David West, cuando la renuncia material acaba en felicidad

Cuando se acabó el quinto partido de las Finales 2017 y Golden State certificaba su segundo anillo en tres años, todas las miradas se posaron sobre Kevin Durant –por fin se alzaba campeón–, y sobre LeBron James, a quien una nueva exhibición no le valía para revalidar título. Sin embargo, había alguien más en esa escena, un jugador cuya pasión por el baloncesto le precede, un jugador para el que cualquier renuncia material carece de importancia por la consecución de un campeonato: .

Toca remontarse a 2015. West, con la posibilidad de mantenerse en Indiana Pacers percibiendo 12,6 millones de dólares, optaba por renunciar a tal cantidad de dinero para cobrar el mínimo y pelear por el anillo. Primero fueron 1,4 millones en San Antonio, donde no lo logró. Un año después 1,6 millones en Golden State, donde ha alcanzado un estado de felicidad que ninguna cantidad podrá igualar jamás.

“Hablamos de algo que no importa. No sirve de nada anteponer riquezas materiales a cosas que realmente te cambiarán como ser humano. Y al final del día es justo eso lo que somos, seres humanos. Todo el mundo está atrapado en un mundo material en el que se trata de acumular cosas. Los egipcios no podían llevarse nada con ellos. No puedes llevarte esas cosas contigo. Por tanto, necesitas momentos en la vida que ninguna cantidad de dinero podrá superar. Tomar ese dinero en Indiana no se sentiría así. Ni siquiera se acercaría”, explica a The Undefeated.

Luchando por su hueco

West nunca lo tuvo fácil. Como él mismo explica, su pelea desde que supo que deseaba dedicarse al baloncesto no estuvo en mejorar para hacerse millonario, sino en demostrar que quienes decían que no podía se equivocaban. Hoy su mayor orgullo es justo haberlo conseguido.

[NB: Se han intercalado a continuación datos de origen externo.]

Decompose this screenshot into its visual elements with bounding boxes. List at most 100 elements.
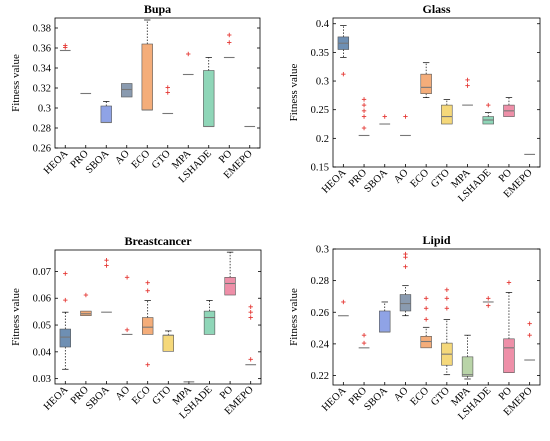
x-tick-label: ECO	[130, 148, 153, 171]
outlier-point	[165, 85, 170, 90]
outlier-point	[361, 97, 367, 102]
x-tick-label: AO	[392, 167, 411, 186]
outlier-point	[124, 327, 130, 333]
outlier-point	[165, 90, 170, 95]
box-mpa: MPA	[449, 334, 474, 409]
y-tick-label: 0.26	[33, 144, 51, 155]
y-tick-label: 0.07	[33, 267, 51, 278]
chart-title: Lipid	[422, 233, 450, 247]
x-tick-label: SBOA	[84, 384, 112, 412]
y-tick-label: 0.24	[311, 339, 330, 350]
box-body	[503, 338, 515, 373]
outlier-point	[465, 77, 470, 83]
outlier-point	[444, 287, 450, 292]
box-body	[420, 73, 432, 94]
outlier-point	[248, 315, 253, 320]
y-tick-label: 0.04	[33, 347, 52, 358]
x-tick-label: SBOA	[362, 167, 390, 195]
box-po: PO	[497, 280, 515, 403]
outlier-point	[486, 296, 491, 301]
box-emepo: EMEPO	[223, 304, 256, 417]
outlier-point	[361, 340, 367, 346]
box-sboa: SBOA	[362, 114, 390, 195]
x-tick-label: SBOA	[362, 385, 390, 413]
outlier-point	[104, 257, 109, 263]
outlier-point	[104, 263, 109, 268]
box-gto: GTO	[429, 287, 453, 408]
y-axis-label: Fitness value	[288, 64, 300, 122]
box-gto: GTO	[429, 99, 453, 190]
outlier-point	[227, 40, 232, 45]
y-tick-label: 0.3	[316, 245, 329, 256]
y-axis-label: Fitness value	[10, 288, 22, 346]
outlier-point	[444, 306, 450, 311]
chart-title: Breastcancer	[124, 234, 192, 248]
box-po: PO	[218, 251, 236, 402]
chart-panel-lipid: Lipid Fitness value 0.22 0.24 0.26 0.28 0.3 HEO…	[288, 233, 541, 422]
box-pro: PRO	[347, 332, 369, 408]
x-tick-label: SBOA	[84, 148, 112, 176]
outlier-point	[423, 317, 429, 322]
x-tick-label: HEOA	[320, 385, 349, 414]
box-body	[162, 334, 174, 352]
box-body	[59, 328, 71, 348]
outlier-point	[227, 32, 232, 38]
box-body	[420, 335, 432, 349]
outlier-point	[248, 309, 253, 315]
outlier-point	[361, 108, 367, 114]
x-tick-label: GTO	[429, 385, 452, 408]
y-tick-label: 0.06	[33, 294, 51, 305]
box-eco: ECO	[409, 62, 432, 190]
outlier-point	[423, 296, 429, 301]
outlier-point	[361, 102, 367, 108]
box-body	[142, 317, 154, 335]
y-tick-label: 0.25	[311, 105, 329, 116]
outlier-point	[248, 304, 253, 310]
box-ao: AO	[113, 83, 133, 167]
y-tick-label: 0.22	[311, 371, 329, 382]
box-eco: ECO	[409, 296, 432, 408]
y-tick-label: 0.3	[38, 104, 51, 115]
chart-title: Glass	[422, 2, 450, 16]
box-body	[141, 43, 153, 111]
box-ao: AO	[392, 114, 411, 186]
x-tick-label: AO	[392, 385, 411, 404]
y-tick-label: 0.34	[33, 64, 52, 75]
outlier-point	[403, 264, 408, 269]
x-tick-label: GTO	[150, 148, 173, 171]
box-body	[121, 83, 133, 98]
outlier-point	[361, 114, 367, 119]
box-sboa: SBOA	[84, 257, 112, 412]
outlier-point	[423, 306, 429, 311]
y-tick-label: 0.05	[33, 321, 51, 332]
box-sboa: SBOA	[84, 101, 112, 176]
box-body	[203, 310, 216, 335]
x-tick-label: HEOA	[42, 384, 71, 413]
box-body	[203, 70, 215, 127]
x-tick-label: ECO	[409, 385, 432, 408]
y-tick-label: 0.15	[311, 163, 329, 174]
box-mpa: MPA	[449, 77, 473, 191]
box-mpa: MPA	[170, 51, 194, 172]
y-tick-label: 0.4	[316, 19, 330, 30]
outlier-point	[83, 292, 89, 298]
outlier-point	[506, 280, 512, 285]
box-gto: GTO	[150, 85, 173, 171]
box-body	[379, 310, 391, 333]
outlier-point	[63, 43, 68, 48]
y-tick-label: 0.2	[316, 134, 329, 145]
chart-title: Bupa	[144, 2, 171, 16]
box-po: PO	[217, 32, 235, 166]
plot-frame	[54, 249, 262, 385]
y-tick-label: 0.38	[33, 24, 51, 35]
outlier-point	[382, 114, 387, 119]
plot-frame	[332, 17, 541, 168]
outlier-point	[527, 332, 532, 338]
outlier-point	[486, 303, 491, 308]
plot-frame	[332, 248, 541, 386]
outlier-point	[341, 299, 346, 305]
outlier-point	[403, 114, 408, 119]
box-body	[224, 277, 236, 296]
box-pro: PRO	[69, 92, 91, 171]
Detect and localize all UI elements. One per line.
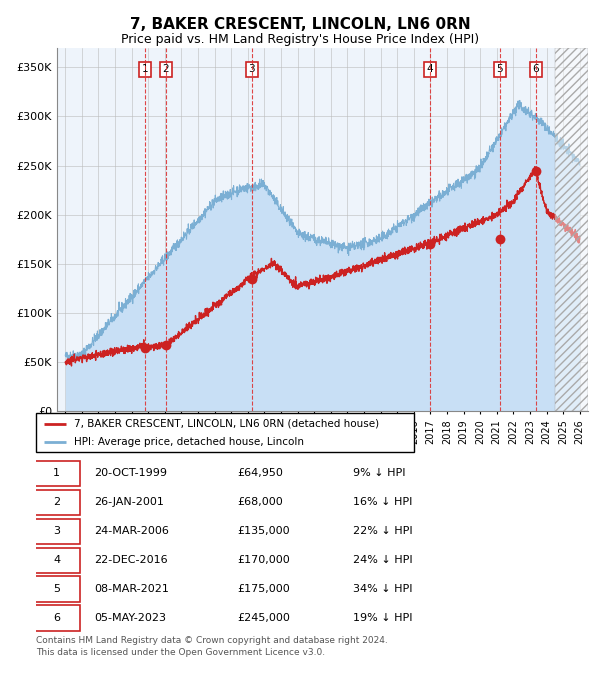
FancyBboxPatch shape xyxy=(33,605,80,630)
Point xyxy=(425,239,435,250)
Text: £135,000: £135,000 xyxy=(238,526,290,537)
Text: 1: 1 xyxy=(142,65,148,74)
FancyBboxPatch shape xyxy=(33,577,80,602)
FancyBboxPatch shape xyxy=(33,461,80,486)
Text: 2: 2 xyxy=(53,497,60,507)
Text: 4: 4 xyxy=(427,65,433,74)
Text: £68,000: £68,000 xyxy=(238,497,283,507)
Text: 3: 3 xyxy=(248,65,255,74)
Text: 16% ↓ HPI: 16% ↓ HPI xyxy=(353,497,413,507)
FancyBboxPatch shape xyxy=(33,547,80,573)
Text: 20-OCT-1999: 20-OCT-1999 xyxy=(94,469,167,479)
Point xyxy=(531,165,541,176)
Text: 05-MAY-2023: 05-MAY-2023 xyxy=(94,613,166,623)
Point xyxy=(495,234,505,245)
Text: 6: 6 xyxy=(532,65,539,74)
Point xyxy=(161,339,171,350)
Text: 22% ↓ HPI: 22% ↓ HPI xyxy=(353,526,413,537)
Text: 4: 4 xyxy=(53,555,60,565)
FancyBboxPatch shape xyxy=(36,413,414,452)
Point xyxy=(247,273,256,284)
Text: 26-JAN-2001: 26-JAN-2001 xyxy=(94,497,164,507)
Text: HPI: Average price, detached house, Lincoln: HPI: Average price, detached house, Linc… xyxy=(74,437,304,447)
Text: 3: 3 xyxy=(53,526,60,537)
Text: 08-MAR-2021: 08-MAR-2021 xyxy=(94,584,169,594)
Text: £170,000: £170,000 xyxy=(238,555,290,565)
Text: Price paid vs. HM Land Registry's House Price Index (HPI): Price paid vs. HM Land Registry's House … xyxy=(121,33,479,46)
Text: 5: 5 xyxy=(53,584,60,594)
Text: 5: 5 xyxy=(497,65,503,74)
Text: 34% ↓ HPI: 34% ↓ HPI xyxy=(353,584,413,594)
Text: 7, BAKER CRESCENT, LINCOLN, LN6 0RN: 7, BAKER CRESCENT, LINCOLN, LN6 0RN xyxy=(130,17,470,32)
Text: Contains HM Land Registry data © Crown copyright and database right 2024.
This d: Contains HM Land Registry data © Crown c… xyxy=(36,636,388,657)
Text: £64,950: £64,950 xyxy=(238,469,283,479)
Text: £245,000: £245,000 xyxy=(238,613,290,623)
FancyBboxPatch shape xyxy=(33,519,80,544)
Text: 1: 1 xyxy=(53,469,60,479)
Text: 7, BAKER CRESCENT, LINCOLN, LN6 0RN (detached house): 7, BAKER CRESCENT, LINCOLN, LN6 0RN (det… xyxy=(74,419,379,429)
Text: 22-DEC-2016: 22-DEC-2016 xyxy=(94,555,167,565)
Text: 24-MAR-2006: 24-MAR-2006 xyxy=(94,526,169,537)
Bar xyxy=(555,48,588,411)
Text: 19% ↓ HPI: 19% ↓ HPI xyxy=(353,613,413,623)
Text: 9% ↓ HPI: 9% ↓ HPI xyxy=(353,469,406,479)
FancyBboxPatch shape xyxy=(33,490,80,515)
Text: 2: 2 xyxy=(163,65,169,74)
Text: 24% ↓ HPI: 24% ↓ HPI xyxy=(353,555,413,565)
Text: £175,000: £175,000 xyxy=(238,584,290,594)
Point xyxy=(140,342,150,353)
Text: 6: 6 xyxy=(53,613,60,623)
Bar xyxy=(555,48,588,411)
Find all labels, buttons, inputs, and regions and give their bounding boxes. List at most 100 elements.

“He tenido una carrera de 14 años cuando los entrenadores me decían que ni podía jugar a nivel universitario porque era demasiado pequeño. Lo he estado escuchando toda mi vida. Incluso me decían que no era mejor que este o el otro. Me eligieron en el puesto 18 del Draft y me decían que era una segunda ronda. Al final acabas centrándote en ello. No importa lo que pasa, solo pones tu mente en ello hasta descubrir la forma de ser parte de algo especial”.

¿Retirada?

Logrado el objetivo de su carrera y contando ya con 36 años, este chico nacido en New Jersey debe buscar ahora nuevas metas… o no. Su paso de una vida dedicada a la canasta hacia otra con un horizonte diferente podría estar cerca. Eso sí, por el momento no ha decidido nada. “No lo sé. Me siento bien. Es algo sobre lo que todo el mundo me pregunta, pero no lo sé. Solo puedo decir que me siento muy bien”.